Berreux schrieb sich die Namen der Lastwagenfirmen auf, bedankte sich und fuhr nach Corbeil zurück. Hierher nahm er den Landgendarm mit, dem der Vorfall zuerst gemeldet wurde, und der sich dann sofort an den Tatort begab. Der Landgendarm musste dem Kommissar noch einmal genau berichten, wie es zu der Entdeckung des grausigen Geschehnisses kam. Der Milchwagenkutscher einer Molkerei in Melun hatte ihn von der Försterei aus angerufen. Er fuhr in den frühen Morgenstunden an der einsam auf der Landstrasse stehenden Taxi vorbei, ohne dass ihm zunächst etwas auffiel. Aber dann kam ihm die Sache doch wohl etwas merkwürdig vor. Er hielt seinen Wagen an, trat auf die Taxi zu und entdeckte nun, dass der Fahrer tot war. Er sah auch die kleine Wunde an seiner Stirn. Grausen packte ihn. Hastig leuchtete er mit einer Taschenlampe alles ab. Kein weiterer Mensch war in der Nähe. Unheimlich drohte der Wald. Ob in ihm noch der Mörder steckte?

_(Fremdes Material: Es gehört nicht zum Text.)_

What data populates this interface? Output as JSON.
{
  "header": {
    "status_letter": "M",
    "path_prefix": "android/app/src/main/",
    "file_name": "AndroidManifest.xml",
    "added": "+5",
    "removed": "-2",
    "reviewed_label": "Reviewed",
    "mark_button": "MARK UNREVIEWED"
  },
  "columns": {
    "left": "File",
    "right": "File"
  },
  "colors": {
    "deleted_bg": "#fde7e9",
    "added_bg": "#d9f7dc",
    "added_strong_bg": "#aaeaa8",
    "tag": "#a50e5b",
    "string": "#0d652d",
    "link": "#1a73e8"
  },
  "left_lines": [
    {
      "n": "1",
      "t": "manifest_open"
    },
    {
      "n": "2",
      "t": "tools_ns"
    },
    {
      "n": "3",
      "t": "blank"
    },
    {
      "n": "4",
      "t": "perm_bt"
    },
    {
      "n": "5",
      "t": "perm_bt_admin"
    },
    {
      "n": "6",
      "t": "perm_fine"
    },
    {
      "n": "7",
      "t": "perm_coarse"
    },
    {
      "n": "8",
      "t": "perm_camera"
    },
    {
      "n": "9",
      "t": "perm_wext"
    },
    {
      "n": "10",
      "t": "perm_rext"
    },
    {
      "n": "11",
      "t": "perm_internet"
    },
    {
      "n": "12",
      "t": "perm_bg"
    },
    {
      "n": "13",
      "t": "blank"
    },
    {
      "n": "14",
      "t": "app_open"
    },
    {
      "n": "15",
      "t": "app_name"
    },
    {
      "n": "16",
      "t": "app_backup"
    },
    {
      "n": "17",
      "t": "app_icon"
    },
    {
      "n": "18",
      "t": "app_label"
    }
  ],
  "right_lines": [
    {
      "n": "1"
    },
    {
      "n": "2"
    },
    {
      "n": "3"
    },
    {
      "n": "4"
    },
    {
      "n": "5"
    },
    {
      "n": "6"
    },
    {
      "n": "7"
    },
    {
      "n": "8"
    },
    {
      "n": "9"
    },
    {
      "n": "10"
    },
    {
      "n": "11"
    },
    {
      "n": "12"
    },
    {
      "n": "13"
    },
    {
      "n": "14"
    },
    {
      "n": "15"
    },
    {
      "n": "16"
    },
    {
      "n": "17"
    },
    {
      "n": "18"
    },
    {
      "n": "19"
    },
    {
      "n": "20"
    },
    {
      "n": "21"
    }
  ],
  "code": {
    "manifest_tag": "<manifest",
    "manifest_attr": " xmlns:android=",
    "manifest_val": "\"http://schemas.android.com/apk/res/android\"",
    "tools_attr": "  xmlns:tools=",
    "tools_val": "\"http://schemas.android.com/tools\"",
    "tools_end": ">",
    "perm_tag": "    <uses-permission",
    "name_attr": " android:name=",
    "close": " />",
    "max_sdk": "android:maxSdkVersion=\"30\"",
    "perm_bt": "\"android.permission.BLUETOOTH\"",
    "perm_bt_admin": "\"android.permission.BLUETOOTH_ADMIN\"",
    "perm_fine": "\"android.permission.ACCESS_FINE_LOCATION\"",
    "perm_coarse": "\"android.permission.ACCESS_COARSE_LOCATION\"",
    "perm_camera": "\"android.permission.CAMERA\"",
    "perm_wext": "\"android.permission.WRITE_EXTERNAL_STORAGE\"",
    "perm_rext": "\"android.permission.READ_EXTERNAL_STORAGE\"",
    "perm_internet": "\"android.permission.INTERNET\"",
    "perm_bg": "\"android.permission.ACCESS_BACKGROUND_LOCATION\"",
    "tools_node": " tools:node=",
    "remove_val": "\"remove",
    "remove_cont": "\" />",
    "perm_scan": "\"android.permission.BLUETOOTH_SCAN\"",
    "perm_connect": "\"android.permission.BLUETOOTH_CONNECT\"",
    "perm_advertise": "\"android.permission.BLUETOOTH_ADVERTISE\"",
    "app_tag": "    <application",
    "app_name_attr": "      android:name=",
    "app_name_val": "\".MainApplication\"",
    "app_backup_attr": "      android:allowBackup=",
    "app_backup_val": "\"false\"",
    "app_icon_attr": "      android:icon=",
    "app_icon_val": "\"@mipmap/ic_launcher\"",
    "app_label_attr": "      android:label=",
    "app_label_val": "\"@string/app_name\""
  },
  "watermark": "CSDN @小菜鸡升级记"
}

Wie ein Verfolgter stürzte der Kutscher zur Försterei, um zunächst dort seine furchtbare Entdeckung bekanntzugeben. Nachdem man die Polizei fernmündlich benachrichtigt hatte, begab sich der Förster mit ihm zum Tatort zurück. Aber hier konnte nun vorläufig nichts weiter geschehen. Der Förster sorgte dafür, dass nichts verändert wurde.
Der Landgendarm hatte die Meldung sofort nach Paris weitergegeben. Ganz kurze Zeit, nachdem er am Tatort eingetroffen war, erschien auch schon Kommissar Berreux aus Paris.
Der Kommissar besprach nun mit ihm, was er alles veranlassen und dass er unbedingt feststellen sollte, ob jemand während der Nacht die Durchfahrt der Taxi dreihundertdrei beobachtet hatte.
Danach begab er sich nach Paris zum Pont Royal, um an dem Standplatz, von dem aus Didier die verhängnisvolle Fahrt antrat, seine Nachforschungen anzustellen.
Berreux nahm sich zunächst einen älteren Fahrer vor, der während der Nacht hinter Didiers Taxi gestanden hatte. Um ihn und den Mann herum standen im Handumdrehen eine Menge Leute, vor allem auch die anderen Chauffeure, und der Kreis der Neugierigen wuchs rasch.
„Sie beobachteten also den Vorgang, wie der Fremde an Ihren Kollegen herantrat? Hörten Sie auch, was er sprach?“
„Nein, verstehen konnte ich nichts.“
„Wann war das denn überhaupt?“
„Zwanzig Minuten vor drei, Herr Kommissar!“ liess sich ein anderer, jüngerer Fahrer vernehmen.
„Wissen Sie das genau?“ wandte sich Berreux diesem zu.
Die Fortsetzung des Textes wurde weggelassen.